Indication of Institutional Flight

Alphabet’s drop wasn’t only surprising percentage-wise, it occured on volume that has not been witnessed in years. A record of 78 million plus shares traded hands, sending up alarms regarding institutional trust. With the institutional crowd maintaining about 78% of Alphabet’s float, the spike can be interpreted that large funds possibly are reducing or selling out with a view towards regulatory risk.

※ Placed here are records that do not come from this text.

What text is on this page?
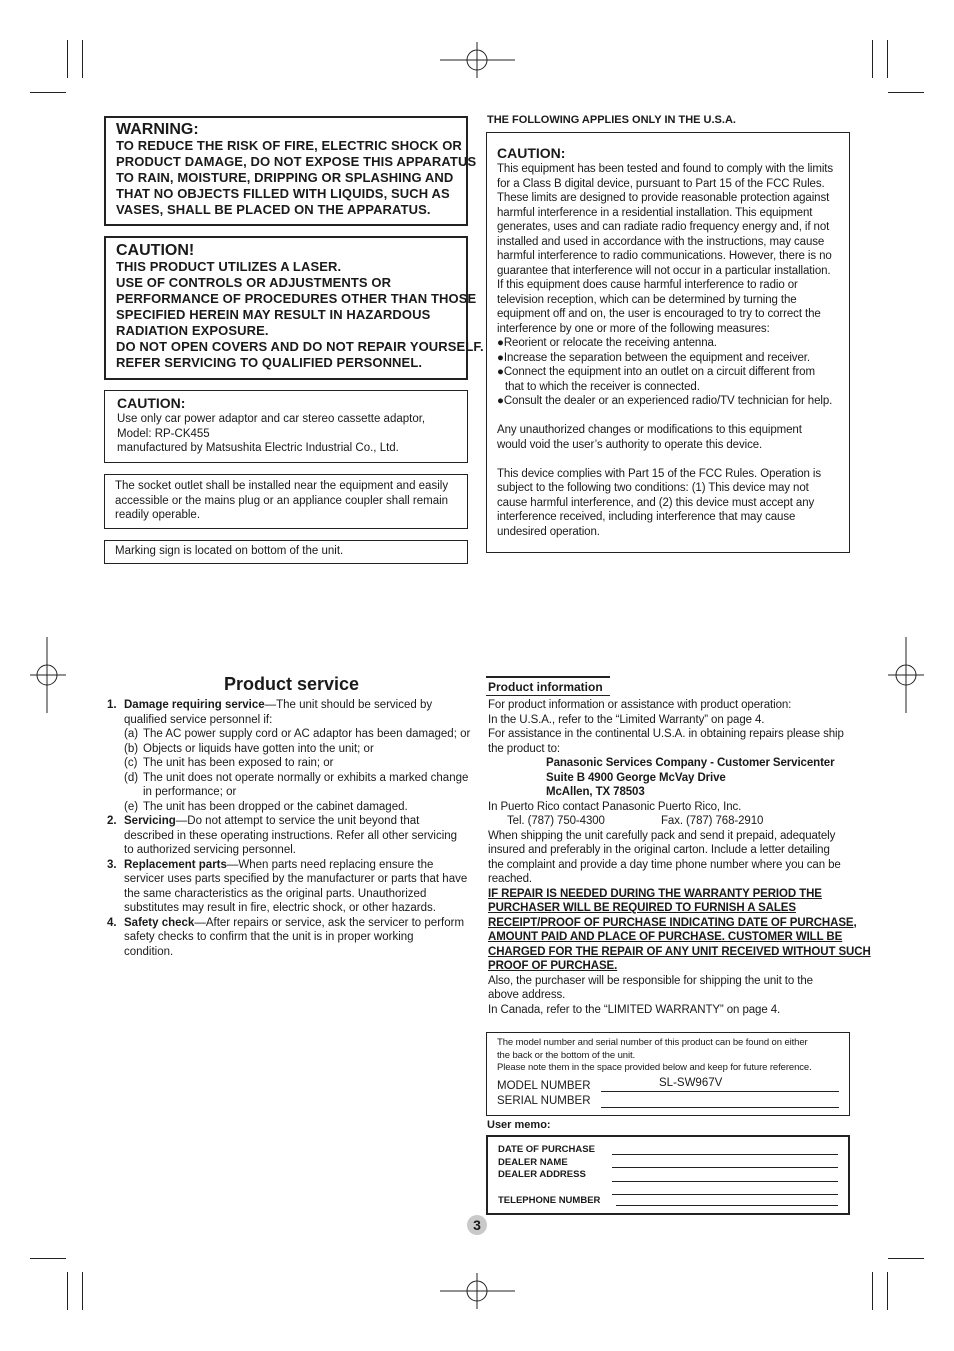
WARNING:
TO REDUCE THE RISK OF FIRE, ELECTRIC SHOCK OR
PRODUCT DAMAGE, DO NOT EXPOSE THIS APPARATUS
TO RAIN, MOISTURE, DRIPPING OR SPLASHING AND
THAT NO OBJECTS FILLED WITH LIQUIDS, SUCH AS
VASES, SHALL BE PLACED ON THE APPARATUS.
CAUTION!
THIS PRODUCT UTILIZES A LASER.
USE OF CONTROLS OR ADJUSTMENTS OR
PERFORMANCE OF PROCEDURES OTHER THAN THOSE
SPECIFIED HEREIN MAY RESULT IN HAZARDOUS
RADIATION EXPOSURE.
DO NOT OPEN COVERS AND DO NOT REPAIR YOURSELF.
REFER SERVICING TO QUALIFIED PERSONNEL.
CAUTION:
Use only car power adaptor and car stereo cassette adaptor,
Model: RP-CK455
manufactured by Matsushita Electric Industrial Co., Ltd.
The socket outlet shall be installed near the equipment and easily
accessible or the mains plug or an appliance coupler shall remain
readily operable.
Marking sign is located on bottom of the unit.
THE FOLLOWING APPLIES ONLY IN THE U.S.A.
CAUTION:
This equipment has been tested and found to comply with the limits
for a Class B digital device, pursuant to Part 15 of the FCC Rules.
These limits are designed to provide reasonable protection against
harmful interference in a residential installation. This equipment
generates, uses and can radiate radio frequency energy and, if not
installed and used in accordance with the instructions, may cause
harmful interference to radio communications. However, there is no
guarantee that interference will not occur in a particular installation.
If this equipment does cause harmful interference to radio or
television reception, which can be determined by turning the
equipment off and on, the user is encouraged to try to correct the
interference by one or more of the following measures:
●Reorient or relocate the receiving antenna.
●Increase the separation between the equipment and receiver.
●Connect the equipment into an outlet on a circuit different from
that to which the receiver is connected.
●Consult the dealer or an experienced radio/TV technician for help.
Any unauthorized changes or modifications to this equipment
would void the user’s authority to operate this device.
This device complies with Part 15 of the FCC Rules. Operation is
subject to the following two conditions: (1) This device may not
cause harmful interference, and (2) this device must accept any
interference received, including interference that may cause
undesired operation.
Product service
1. Damage requiring service—The unit should be serviced by
qualified service personnel if:
(a) The AC power supply cord or AC adaptor has been damaged; or
(b) Objects or liquids have gotten into the unit; or
(c) The unit has been exposed to rain; or
(d) The unit does not operate normally or exhibits a marked change
in performance; or
(e) The unit has been dropped or the cabinet damaged.
2. Servicing—Do not attempt to service the unit beyond that
described in these operating instructions. Refer all other servicing
to authorized servicing personnel.
3. Replacement parts—When parts need replacing ensure the
servicer uses parts specified by the manufacturer or parts that have
the same characteristics as the original parts. Unauthorized
substitutes may result in fire, electric shock, or other hazards.
4. Safety check—After repairs or service, ask the servicer to perform
safety checks to confirm that the unit is in proper working
condition.
Product information
For product information or assistance with product operation:
In the U.S.A., refer to the “Limited Warranty” on page 4.
For assistance in the continental U.S.A. in obtaining repairs please ship
the product to:
Panasonic Services Company - Customer Servicenter
Suite B 4900 George McVay Drive
McAllen, TX 78503
In Puerto Rico contact Panasonic Puerto Rico, Inc.
Tel. (787) 750-4300	Fax. (787) 768-2910
When shipping the unit carefully pack and send it prepaid, adequately
insured and preferably in the original carton. Include a letter detailing
the complaint and provide a day time phone number where you can be
reached.
IF REPAIR IS NEEDED DURING THE WARRANTY PERIOD THE
PURCHASER WILL BE REQUIRED TO FURNISH A SALES
RECEIPT/PROOF OF PURCHASE INDICATING DATE OF PURCHASE,
AMOUNT PAID AND PLACE OF PURCHASE. CUSTOMER WILL BE
CHARGED FOR THE REPAIR OF ANY UNIT RECEIVED WITHOUT SUCH
PROOF OF PURCHASE.
Also, the purchaser will be responsible for shipping the unit to the
above address.
In Canada, refer to the “LIMITED WARRANTY” on page 4.
The model number and serial number of this product can be found on either
the back or the bottom of the unit.
Please note them in the space provided below and keep for future reference.
MODEL NUMBER	SL-SW967V
SERIAL NUMBER
User memo:
DATE OF PURCHASE
DEALER NAME
DEALER ADDRESS
TELEPHONE NUMBER
3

Technical traders were also anxious. The stock was held back by the 38.2% Fibonacci level of its latest highs, and currently trades below its 50-day and 200-day moving averages, which is the “death cross” formation. Stocks going this low has not been witnessed since April 2021 and have now fallen nearly 20% so far in the year.

$142 Support Level

Alphabet’s next support technically is close to $142, the April 7 low. A clear break below that level could pull the stock into a new 52-week low, potentially opening the door for more downside. On the other hand, this zone might also be a buying opportunity for strategic investors looking for a bounce, particularly considering the company’s solid fundamentals beyond the regulatory story.

Resilient Brand under Fire

While competitive angst and legal battles grab headlines, Alphabet is still a search, ad, and AI infrastructure giant. The brand strength behind Google is still unrivaled. Even as competition grows fiercer, consumer loyalty holds firm, and that might be the company’s least appreciated advantage. Investors are preparing themselves for more volatility to come, but for those who believe long-term in Alphabet’s ecosystem and innovation, short-term fear might provide an opportunity window. It’s simple to doubt Google’s supremacy when the stocks drop, but let’s not forget that the internet still flows through its veins.